BGH, Urteil vom 18. Mai 2000 - IX ZR 43/99 (Kammergericht)

BGB §§ 781, 812 Abs. 2

Zu den Voraussetzungen, unter denen ein abstraktes Schuldanerkenntnis wegen ungerechtfertigter Bereicherung zurückgefordert werden kann.


Problemstellung:

Der kl. Rechtsanwalt hatte sich von seiner bekl. Mandantin, für die er längere Zeit im Rahmen einer Erbstreitigkeit tätig war, ein Schuldanerkenntnis wegen seiner Honorarforderungen erteilen lassen. Hierin wurde festgelegt, daß die Bekl. dem Kl. 144.486 DM schulde. Mit seiner Klage verlangte der Kl. aus dem Anerkenntnis Zahlung dieses Betrages. Die Bekl. wandte hiergegen ein, die den vorausgegangenen Honorarrechnungen zugrundeliegenden Gegenstandswerte seien unzutreffend.

Vor dem Landgericht hatte der Kl. Erfolg, das KG wies die Klage dagegen bis auf einen Teilbetrag von rund 30.000 DM weitgehend ab.

Auf die Revision der Bekl. hat der BGH das Urteil des KG aufgehoben und die Sache zurückverwiesen.


Zusammenfassung der Entscheidungsgründe:

Das Berufungsgericht hatte entschieden, die zwischen den Parteien abgeschlossene Vereinbarung sei ein abstraktes Schuldanerkenntnis. Der Kl. könne hieraus klagen und müsse nicht auf seine Honorarrechnungen zurückkgreifen. Einwendungen seien ausgeschlossen.

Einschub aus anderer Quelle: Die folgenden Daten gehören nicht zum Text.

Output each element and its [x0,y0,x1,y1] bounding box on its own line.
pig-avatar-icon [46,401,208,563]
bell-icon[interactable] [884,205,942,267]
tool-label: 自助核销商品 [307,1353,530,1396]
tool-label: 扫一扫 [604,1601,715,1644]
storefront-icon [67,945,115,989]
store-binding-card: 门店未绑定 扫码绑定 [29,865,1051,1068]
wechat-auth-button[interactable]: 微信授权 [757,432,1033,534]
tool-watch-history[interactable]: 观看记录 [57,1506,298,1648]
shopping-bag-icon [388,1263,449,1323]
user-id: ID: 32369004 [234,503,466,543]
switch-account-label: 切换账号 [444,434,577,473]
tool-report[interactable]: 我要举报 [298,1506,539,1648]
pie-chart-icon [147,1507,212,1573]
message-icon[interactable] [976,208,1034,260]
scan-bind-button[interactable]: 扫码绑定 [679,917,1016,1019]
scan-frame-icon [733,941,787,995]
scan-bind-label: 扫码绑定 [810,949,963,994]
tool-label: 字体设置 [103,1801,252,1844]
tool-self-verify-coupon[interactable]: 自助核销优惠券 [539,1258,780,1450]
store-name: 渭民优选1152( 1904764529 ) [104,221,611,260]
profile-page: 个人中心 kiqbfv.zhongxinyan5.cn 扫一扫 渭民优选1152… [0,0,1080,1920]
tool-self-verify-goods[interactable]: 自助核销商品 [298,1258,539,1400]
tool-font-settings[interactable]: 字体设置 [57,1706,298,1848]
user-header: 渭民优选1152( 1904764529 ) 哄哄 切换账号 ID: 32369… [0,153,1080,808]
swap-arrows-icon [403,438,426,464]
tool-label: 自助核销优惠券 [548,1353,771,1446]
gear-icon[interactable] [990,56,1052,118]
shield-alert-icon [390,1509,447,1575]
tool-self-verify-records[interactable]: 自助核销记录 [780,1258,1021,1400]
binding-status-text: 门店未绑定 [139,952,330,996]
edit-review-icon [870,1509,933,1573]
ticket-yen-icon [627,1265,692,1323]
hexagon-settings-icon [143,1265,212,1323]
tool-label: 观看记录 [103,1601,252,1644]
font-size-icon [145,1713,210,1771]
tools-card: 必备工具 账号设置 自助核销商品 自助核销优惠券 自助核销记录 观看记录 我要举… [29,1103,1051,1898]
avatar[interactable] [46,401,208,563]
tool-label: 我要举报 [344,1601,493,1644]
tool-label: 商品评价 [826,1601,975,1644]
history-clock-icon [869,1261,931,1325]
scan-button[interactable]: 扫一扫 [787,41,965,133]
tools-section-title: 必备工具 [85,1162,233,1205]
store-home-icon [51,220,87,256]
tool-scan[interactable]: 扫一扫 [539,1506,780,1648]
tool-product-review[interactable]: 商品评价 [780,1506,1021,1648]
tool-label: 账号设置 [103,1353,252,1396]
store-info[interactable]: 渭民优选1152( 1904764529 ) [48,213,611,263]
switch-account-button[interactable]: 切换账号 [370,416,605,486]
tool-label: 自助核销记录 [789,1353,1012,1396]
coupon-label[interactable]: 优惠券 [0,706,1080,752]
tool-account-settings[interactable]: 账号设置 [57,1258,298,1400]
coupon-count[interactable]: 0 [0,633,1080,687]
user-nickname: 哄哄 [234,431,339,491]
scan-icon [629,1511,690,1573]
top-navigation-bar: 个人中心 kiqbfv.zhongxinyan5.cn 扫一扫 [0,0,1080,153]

Diese Auffassung teilt der BGH nicht. Zwar sei ein abstraktes Schuldanerkenntnis anzunehmen, dieses sei jedoch grundsätzlich kondizierbar, wenn die Rechtsbeziehungen, die zur Abgabe des Anerkenntnisses geführt haben, den anerkannten Leistungsanspruch nicht rechtfertigen. Anderes gelte nur, wenn die Parteien mit dem Anerkenntnisvertrag einen Streit oder eine Unsicherheit über den Inhalt des zwischen ihnen bestehenden Rechtsverhältnisses beenden und ohne Rücksicht auf das Bestehen oder Nichtbestehen des anerkannten Anspruches eine klare Rechtslage schaffen wollen. Dies setze zumindest eine subjektive Ungewißheit der Parteien über das Bestehen der Schuld oder über einzelne rechtlich erhebliche Punkte voraus, die im vorliegenden Fall nicht erkennbar sei. Die Einwendung der Bekl., das Schuldanerkenntnis beruhe auf überhöhten Honorarrechnungen, sei daher im Wege der Bereicherungseinrede (§ 821 BGB) zu beachten und das Berufungsgericht müsse prüfen, ob sie zu Recht erhoben worden sei.


Kommentierung

Das Urteil enthält kaum Neues. Ein Schuldanerkenntnis kann abstrakt sein und einen unabhängigen, neuen Schuldgrund schaffen. Ihm liegt jedoch eine Rechtsgrundabrede zugrunde, die besagt, daß es aufgrund eines anderen, bereits bestehenden Schuldgrundes abgegeben wird. Besteht dieser nicht, kann das Schuldanerkenntnis mangels causa im Wege ungerechtfertigter Bereicherung herausverlangt werden. Sinn des abstrakten Schuldanerkenntnisses ist daher die Herbeiführung einer Beweislastumkehr. Nicht mehr der Gläubiger muß das Bestehen sondern der Schuldner das Nichtbestehen der Schuld vortragen und beweisen. Noch unangenehmer ist für den Schuldner das - hier nicht vorliegende - deklaratorische (oder genauer: kausale) Schuldanerkenntnis, das keine neue Schuld schafft sondern die alte verändert. Weil es regelmäßig auf den Ausschluß von Einwendungen gerichtet ist, kann es nicht kondiziert werden. Diese Rechtslage ist seit langem bekannt.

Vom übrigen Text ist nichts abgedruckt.